Kevin Luibrand, an attorney with the Luibrand Law Firm PLLC representing Jones’ family, argues that many similar investigations are often resolved much more quickly with less evidence and the delay makes no sense.
“The potential offense is captured almost entirely on video, if not entirely on video,” Luibrand said. “So it’s not difficult to make a decision about whether or not to present him to a grand jury.”
The lawyer sent the AG’s office a letter earlier this year asking for answers in the case or an update on when the investigation would conclude.
Luibrand wonders if the investigation has progressed more slowly because of a lack of publicity and public pressure for justice.
“It seems that the groups, the people, the spokespeople, the families that are strong in the protests and the wave signals, they seem to get a resolution, if not justice, much faster, and it’s really not right” , he said.
Sources say the AG’s office treats and investigates each case with equal priority and vigor, regardless of public or political influence.

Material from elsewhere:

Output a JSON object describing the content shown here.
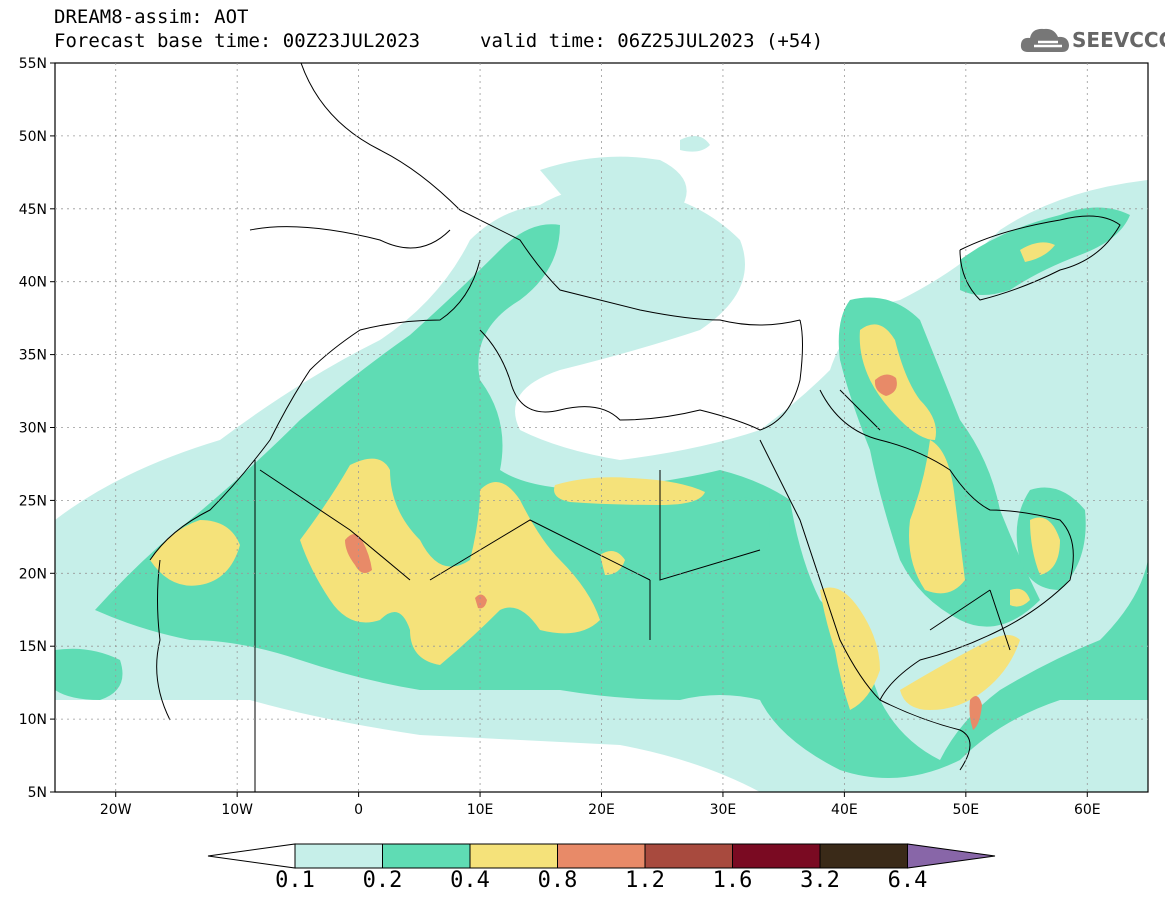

Justin says it was clear his brother was suffering a mental health crisis when he walked into the Catskill police station in the fall of 2021. He’s spared the conversation about how best law enforcement can respond to a mentally challenged person and when it is appropriate to use force.
“[Jason’s] You are certainly not the only person who has been in this situation and gone to the police for help or found themselves in a situation involving the police, and it has been found that instead of getting help, the they hurt or killed them,” said Justin Jones. “The answer to someone in my brother’s situation shouldn’t be, ‘Well, even if he wasn’t covered in a flammable substance, let’s go and Tase them and we control them.” It should be, ‘Let’s go here to someone who has the right training and the right skills to help someone with this in these circumstances.'”
Jones’ family filed a civil suit in federal district court in Albany. It remains stopped while the AG probe continues.
The final decision of the AG’s investigation does not prevent the family or another person from starting a criminal case.